Balai Taman Nasional Tambora (Balai TN Tambora) di Nusa Tenggara Barat mempercepat upaya rehabilitasi hutan dan lahan. Sebanyak 10.000 bibit kemiri disiapkan sebagai bagian integral dari program pemulihan ekosistem di kawasan tersebut.
Kepala Balai TN Tambora, Abdul Azis Bakry, menjelaskan kepada ANTARA pada Selasa (31 Maret 2026) bahwa langkah ini ditempuh melalui penguatan koordinasi dengan BPDAS Dodokan Moyosari. Koordinasi ini bertujuan memastikan ketersediaan bibit tanaman kehutanan produktif yang memiliki nilai ekologis sekaligus ekonomi bagi masyarakat sekitar kawasan hutan.
“Awal Maret lalu, jajaran kami melaksanakan kunjungan kerja ke Pusat Persemaian Mandalika untuk memastikan kesiapan dukungan bibit dalam mendukung kegiatan rehabilitasi hutan dan lahan di wilayah Nusa Tenggara Barat,” ujar Azis.
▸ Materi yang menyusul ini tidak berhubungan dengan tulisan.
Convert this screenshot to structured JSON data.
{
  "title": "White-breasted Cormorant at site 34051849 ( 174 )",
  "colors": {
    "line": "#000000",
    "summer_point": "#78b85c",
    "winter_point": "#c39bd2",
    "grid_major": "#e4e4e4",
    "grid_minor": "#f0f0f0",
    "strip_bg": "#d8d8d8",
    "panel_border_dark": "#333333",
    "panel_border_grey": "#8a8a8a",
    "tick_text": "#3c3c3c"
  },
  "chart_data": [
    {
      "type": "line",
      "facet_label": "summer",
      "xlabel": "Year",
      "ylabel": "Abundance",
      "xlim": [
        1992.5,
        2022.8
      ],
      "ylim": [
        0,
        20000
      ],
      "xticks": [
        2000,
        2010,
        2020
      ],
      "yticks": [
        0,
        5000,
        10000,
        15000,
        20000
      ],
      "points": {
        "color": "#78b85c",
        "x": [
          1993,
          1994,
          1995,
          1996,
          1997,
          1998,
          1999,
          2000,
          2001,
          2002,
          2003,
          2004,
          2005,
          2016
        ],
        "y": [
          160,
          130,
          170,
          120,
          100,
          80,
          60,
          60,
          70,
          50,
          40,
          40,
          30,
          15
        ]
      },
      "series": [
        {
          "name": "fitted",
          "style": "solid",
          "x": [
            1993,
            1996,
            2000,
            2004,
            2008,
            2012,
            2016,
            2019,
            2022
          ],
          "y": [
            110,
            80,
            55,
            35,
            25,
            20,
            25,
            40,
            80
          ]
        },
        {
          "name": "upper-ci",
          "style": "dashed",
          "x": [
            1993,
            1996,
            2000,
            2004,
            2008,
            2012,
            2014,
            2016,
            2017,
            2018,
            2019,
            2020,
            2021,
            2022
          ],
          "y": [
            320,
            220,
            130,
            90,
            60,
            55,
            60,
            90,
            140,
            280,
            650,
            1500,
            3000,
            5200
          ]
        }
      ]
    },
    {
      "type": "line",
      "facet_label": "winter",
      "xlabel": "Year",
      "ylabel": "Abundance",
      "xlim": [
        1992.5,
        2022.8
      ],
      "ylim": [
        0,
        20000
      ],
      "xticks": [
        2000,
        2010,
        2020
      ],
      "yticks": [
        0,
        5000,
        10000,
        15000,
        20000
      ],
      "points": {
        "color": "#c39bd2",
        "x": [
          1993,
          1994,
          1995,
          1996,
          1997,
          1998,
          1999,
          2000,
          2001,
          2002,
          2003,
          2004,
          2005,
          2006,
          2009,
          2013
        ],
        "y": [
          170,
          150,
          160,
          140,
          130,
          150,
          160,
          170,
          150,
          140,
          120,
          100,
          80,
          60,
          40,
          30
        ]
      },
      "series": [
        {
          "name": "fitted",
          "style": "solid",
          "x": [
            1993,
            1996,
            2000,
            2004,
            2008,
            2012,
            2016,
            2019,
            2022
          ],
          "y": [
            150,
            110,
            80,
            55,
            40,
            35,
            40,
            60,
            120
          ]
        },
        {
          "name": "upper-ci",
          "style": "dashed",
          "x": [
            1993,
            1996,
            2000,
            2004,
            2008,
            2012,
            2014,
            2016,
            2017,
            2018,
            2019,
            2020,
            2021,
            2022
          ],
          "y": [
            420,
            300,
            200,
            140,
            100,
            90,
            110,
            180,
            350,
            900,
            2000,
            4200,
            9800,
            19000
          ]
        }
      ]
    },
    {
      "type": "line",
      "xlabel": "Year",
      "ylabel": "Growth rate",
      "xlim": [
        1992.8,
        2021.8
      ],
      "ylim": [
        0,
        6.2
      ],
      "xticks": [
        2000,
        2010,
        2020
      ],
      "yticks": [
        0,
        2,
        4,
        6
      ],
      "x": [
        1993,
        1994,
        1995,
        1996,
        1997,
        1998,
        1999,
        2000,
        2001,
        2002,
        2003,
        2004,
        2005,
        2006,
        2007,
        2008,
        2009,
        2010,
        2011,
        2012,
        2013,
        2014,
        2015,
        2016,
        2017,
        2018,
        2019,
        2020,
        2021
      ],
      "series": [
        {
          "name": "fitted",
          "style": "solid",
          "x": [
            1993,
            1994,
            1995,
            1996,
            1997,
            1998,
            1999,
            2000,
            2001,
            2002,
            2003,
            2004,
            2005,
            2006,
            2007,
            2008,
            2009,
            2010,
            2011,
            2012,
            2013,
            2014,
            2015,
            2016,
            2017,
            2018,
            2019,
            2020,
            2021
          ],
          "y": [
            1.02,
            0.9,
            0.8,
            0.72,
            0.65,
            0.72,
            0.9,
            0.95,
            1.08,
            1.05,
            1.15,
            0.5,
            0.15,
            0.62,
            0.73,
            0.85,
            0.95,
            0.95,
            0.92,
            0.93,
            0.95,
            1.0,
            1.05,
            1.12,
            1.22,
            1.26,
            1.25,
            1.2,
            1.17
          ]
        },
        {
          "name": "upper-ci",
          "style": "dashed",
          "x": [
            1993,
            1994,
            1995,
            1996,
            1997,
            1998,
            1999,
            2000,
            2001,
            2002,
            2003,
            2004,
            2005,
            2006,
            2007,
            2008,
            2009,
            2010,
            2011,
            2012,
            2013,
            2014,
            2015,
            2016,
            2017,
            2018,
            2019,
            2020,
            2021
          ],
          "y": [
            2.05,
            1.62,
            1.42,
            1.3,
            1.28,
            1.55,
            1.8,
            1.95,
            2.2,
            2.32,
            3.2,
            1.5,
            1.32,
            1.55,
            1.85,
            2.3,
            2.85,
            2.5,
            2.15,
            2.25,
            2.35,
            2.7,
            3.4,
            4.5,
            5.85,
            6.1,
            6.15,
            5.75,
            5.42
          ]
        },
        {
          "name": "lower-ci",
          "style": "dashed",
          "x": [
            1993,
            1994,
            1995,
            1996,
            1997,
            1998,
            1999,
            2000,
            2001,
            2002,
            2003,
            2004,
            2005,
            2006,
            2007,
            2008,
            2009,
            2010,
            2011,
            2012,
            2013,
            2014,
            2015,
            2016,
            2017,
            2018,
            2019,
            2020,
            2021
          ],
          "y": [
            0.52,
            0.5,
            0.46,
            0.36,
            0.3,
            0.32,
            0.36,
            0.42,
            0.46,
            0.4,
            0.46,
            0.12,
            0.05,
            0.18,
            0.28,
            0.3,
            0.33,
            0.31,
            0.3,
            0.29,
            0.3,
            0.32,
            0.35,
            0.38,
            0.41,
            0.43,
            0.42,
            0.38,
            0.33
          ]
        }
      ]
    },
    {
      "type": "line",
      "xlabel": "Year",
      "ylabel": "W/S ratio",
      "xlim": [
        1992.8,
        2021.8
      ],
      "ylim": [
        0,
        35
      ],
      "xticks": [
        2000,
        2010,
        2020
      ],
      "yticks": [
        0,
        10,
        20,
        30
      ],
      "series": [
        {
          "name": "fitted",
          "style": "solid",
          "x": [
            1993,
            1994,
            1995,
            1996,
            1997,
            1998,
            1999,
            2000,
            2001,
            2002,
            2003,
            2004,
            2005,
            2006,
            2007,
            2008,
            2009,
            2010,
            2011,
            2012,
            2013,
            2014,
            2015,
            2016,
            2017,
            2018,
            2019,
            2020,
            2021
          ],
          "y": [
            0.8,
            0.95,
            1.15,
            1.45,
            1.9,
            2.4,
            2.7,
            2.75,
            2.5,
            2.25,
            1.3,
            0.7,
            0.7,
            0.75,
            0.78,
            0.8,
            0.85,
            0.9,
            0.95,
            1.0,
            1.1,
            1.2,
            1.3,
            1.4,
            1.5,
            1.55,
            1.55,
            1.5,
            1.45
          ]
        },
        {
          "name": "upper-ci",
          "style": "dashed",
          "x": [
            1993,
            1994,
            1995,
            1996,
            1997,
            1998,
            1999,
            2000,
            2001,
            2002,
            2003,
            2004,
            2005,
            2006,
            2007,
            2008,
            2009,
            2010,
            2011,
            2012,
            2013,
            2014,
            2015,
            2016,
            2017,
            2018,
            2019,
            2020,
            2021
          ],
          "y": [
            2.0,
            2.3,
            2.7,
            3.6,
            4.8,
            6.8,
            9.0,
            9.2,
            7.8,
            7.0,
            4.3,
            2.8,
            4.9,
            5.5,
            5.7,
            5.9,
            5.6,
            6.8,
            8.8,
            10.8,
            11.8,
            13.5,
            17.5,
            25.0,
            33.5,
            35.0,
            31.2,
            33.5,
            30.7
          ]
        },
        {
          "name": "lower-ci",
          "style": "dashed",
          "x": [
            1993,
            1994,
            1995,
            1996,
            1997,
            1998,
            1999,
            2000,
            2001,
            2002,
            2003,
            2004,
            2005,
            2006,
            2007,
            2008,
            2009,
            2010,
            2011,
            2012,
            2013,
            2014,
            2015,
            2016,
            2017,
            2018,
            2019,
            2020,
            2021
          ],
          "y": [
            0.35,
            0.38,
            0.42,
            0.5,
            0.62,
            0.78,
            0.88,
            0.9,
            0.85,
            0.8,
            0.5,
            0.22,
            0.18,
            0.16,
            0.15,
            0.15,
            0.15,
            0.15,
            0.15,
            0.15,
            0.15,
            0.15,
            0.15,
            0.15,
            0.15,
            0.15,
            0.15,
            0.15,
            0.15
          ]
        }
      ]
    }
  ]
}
Dalam kunjungan itu, lanjut Abdul Azis, rombongan meninjau sarana dan prasarana persemaian. Ini meliputi area pembibitan, rumah naungan (greenhouse), sistem irigasi, serta fasilitas pemeliharaan bibit. “Tim juga mempelajari tahapan pembibitan mulai dari penyemaian benih, pemeliharaan, pengendalian hama dan penyakit, hingga penyiapan bibit siap tanam,” katanya.
Melalui koordinasi tersebut, Balai TN Tambora berhasil memperoleh dukungan 10.000 bibit kemiri (Aleurites moluccanus). Bibit ini akan dimanfaatkan untuk rehabilitasi kawasan, khususnya pada area yang mengalami penurunan tutupan vegetasi akibat gangguan alam maupun aktivitas manusia.
Azis menegaskan, dukungan bibit kemiri tersebut merupakan langkah konkret dalam mempercepat pemulihan ekosistem. Selain itu, juga mendorong keterlibatan masyarakat dalam pengelolaan kawasan secara berkelanjutan. “Selain berfungsi secara ekologis dalam memulihkan tutupan vegetasi dan kesuburan tanah, kemiri juga memiliki nilai ekonomi yang dapat meningkatkan kesejahteraan masyarakat melalui sistem agroforestry,” ujarnya.
Penanaman bibit kemiri direncanakan akan dilaksanakan pada April 2026. Lokasinya di zona khusus kawasan dengan melibatkan masyarakat sekitar sebagai bagian dari program pemberdayaan dan perhutanan sosial. Menurut Azis, kolaborasi antara pemerintah, pemangku kepentingan, dan masyarakat menjadi kunci dalam menjaga keberlanjutan ekosistem di kawasan konservasi.
Upaya ini diharapkan tidak hanya mempercepat pemulihan fungsi ekologis kawasan Taman Nasional Tambora, tetapi juga memberikan dampak ekonomi bagi masyarakat melalui pemanfaatan hasil hutan bukan kayu secara berkelanjutan.